The fact that other organisms could possibly assume the role of mosquitoes within ecosystems speaks of the natural order’s elegant design. It appears that robustness has been built into ecosystems; if a key species disappears other organisms can take its place and buffer the ecosystem from potential damage.
Most scientists agree that—compared to other organisms—mosquitoes are unusually efficient at sucking blood from one individual in the population and then transferring the blood to another individual. This makes mosquitoes adept at spreading pathogenic microbes. As a consequence, if mosquitoes were eliminated, the spread of certain diseases would halt—but there is a downside to such an outcome. While the population might become healthier, its numbers would swell and overpopulation would eventually become a concern. Overpopulation then leads to the loss of health because of limited resources and, thus, leads back to suffering.

            So we could reasonably conclude that mosquitoes are not God’s mistake in creation, instead, they are a part of God’s good plan.
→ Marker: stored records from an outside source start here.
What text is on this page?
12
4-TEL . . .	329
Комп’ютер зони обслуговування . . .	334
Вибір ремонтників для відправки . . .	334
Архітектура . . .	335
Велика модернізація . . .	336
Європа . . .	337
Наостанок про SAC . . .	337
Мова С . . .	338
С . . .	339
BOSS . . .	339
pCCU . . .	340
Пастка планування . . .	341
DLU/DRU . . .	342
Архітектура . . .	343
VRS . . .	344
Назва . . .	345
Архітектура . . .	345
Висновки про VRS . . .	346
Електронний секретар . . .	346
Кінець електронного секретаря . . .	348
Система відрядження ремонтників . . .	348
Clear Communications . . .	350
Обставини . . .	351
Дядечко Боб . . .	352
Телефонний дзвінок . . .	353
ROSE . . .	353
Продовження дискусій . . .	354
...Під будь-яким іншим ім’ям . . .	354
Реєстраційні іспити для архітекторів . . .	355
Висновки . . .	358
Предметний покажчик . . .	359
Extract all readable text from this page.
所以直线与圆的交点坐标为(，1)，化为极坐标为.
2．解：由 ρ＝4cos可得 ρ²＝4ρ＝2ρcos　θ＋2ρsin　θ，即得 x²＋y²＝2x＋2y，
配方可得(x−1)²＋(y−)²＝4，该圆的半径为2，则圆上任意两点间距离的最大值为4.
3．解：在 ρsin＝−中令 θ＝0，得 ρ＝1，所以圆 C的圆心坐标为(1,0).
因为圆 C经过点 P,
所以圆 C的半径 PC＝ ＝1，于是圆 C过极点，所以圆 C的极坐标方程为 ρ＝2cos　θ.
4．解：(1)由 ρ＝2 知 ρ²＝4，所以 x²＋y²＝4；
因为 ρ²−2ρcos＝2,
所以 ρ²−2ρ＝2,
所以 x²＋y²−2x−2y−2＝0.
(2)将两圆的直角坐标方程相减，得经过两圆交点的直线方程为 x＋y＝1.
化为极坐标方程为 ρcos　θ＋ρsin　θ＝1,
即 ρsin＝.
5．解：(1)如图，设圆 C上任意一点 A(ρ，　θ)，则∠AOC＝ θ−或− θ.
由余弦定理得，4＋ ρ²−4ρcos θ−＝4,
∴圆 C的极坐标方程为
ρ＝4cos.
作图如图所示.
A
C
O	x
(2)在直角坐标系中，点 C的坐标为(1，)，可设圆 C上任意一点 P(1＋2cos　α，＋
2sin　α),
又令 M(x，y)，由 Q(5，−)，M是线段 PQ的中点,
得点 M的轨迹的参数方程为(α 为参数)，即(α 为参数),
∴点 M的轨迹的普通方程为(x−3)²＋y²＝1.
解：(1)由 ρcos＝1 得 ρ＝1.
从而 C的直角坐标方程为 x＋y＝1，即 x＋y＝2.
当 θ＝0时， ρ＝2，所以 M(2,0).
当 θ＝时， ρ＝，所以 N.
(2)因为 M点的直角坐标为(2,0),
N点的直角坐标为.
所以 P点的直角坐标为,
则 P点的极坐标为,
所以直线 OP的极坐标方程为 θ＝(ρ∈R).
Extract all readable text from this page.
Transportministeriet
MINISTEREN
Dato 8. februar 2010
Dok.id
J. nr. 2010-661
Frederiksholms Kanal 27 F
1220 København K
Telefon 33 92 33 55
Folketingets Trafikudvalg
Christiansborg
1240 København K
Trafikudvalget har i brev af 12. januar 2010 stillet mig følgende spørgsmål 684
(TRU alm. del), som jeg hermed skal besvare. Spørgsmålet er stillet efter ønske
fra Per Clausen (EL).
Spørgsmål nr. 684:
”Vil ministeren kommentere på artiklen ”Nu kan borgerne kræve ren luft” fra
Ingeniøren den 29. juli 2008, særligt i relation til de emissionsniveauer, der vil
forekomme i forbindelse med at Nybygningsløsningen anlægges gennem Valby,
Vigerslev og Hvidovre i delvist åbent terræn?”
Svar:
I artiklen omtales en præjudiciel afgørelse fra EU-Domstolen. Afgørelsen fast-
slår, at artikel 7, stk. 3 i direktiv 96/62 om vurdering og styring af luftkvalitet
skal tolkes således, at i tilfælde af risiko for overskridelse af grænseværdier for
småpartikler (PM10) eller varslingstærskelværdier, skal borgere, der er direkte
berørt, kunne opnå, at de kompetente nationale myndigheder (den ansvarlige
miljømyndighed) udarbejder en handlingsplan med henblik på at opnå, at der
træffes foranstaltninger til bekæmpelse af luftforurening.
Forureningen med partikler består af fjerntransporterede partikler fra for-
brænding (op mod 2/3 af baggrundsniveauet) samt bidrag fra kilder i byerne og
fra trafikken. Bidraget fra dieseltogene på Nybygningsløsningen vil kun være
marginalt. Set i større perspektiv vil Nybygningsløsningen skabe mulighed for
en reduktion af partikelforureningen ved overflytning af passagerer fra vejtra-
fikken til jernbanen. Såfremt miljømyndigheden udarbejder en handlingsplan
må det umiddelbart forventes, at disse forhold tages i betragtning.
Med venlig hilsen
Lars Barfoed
In fact, Christian scientists who were involved in studying mosquitoes glorified God, as did Surgeon-Major Ronald Ross, who “…was able to view, for the first time, “pigmented bodies” (i.e. oocysts) beneath the gastric lining of a "dappled-wing" mosquito (female Anopheles). He later penned the following, giving glory to God for this important discovery of the malaria parasites:

This day relenting God
Hath placed within my hand
A wondrous thing, and God
Be praised. At this command,
Seeking His secret deeds
With tears and toiling breath,
I find thy cunning seeds,
Oh million-murdering Death.
–Surgeon-Major Ronald Ross, August 1897”5

Endnotes:

1https://www.christianitytoday.com/ct/2017/april-web-only/creation-caught-in-crosshairs-in-fight-to-end-malaria.html

2http://reasons.org/explore/blogs/theorems-theology/read/theorems-theology/2017/12/14/viruses-mosquitoes-and-suffering-bad-or-good

3Ibid.

4http://reasons.org/explore/blogs/todays-new-reason-to-believe/read/tnrtb/2010/09/02/why-would-god-create-mosquitoes

5https://answersingenesis.org/biology/disease/design-mosquito-and-its-dangers/


Websites last accessed on 7th May 2018.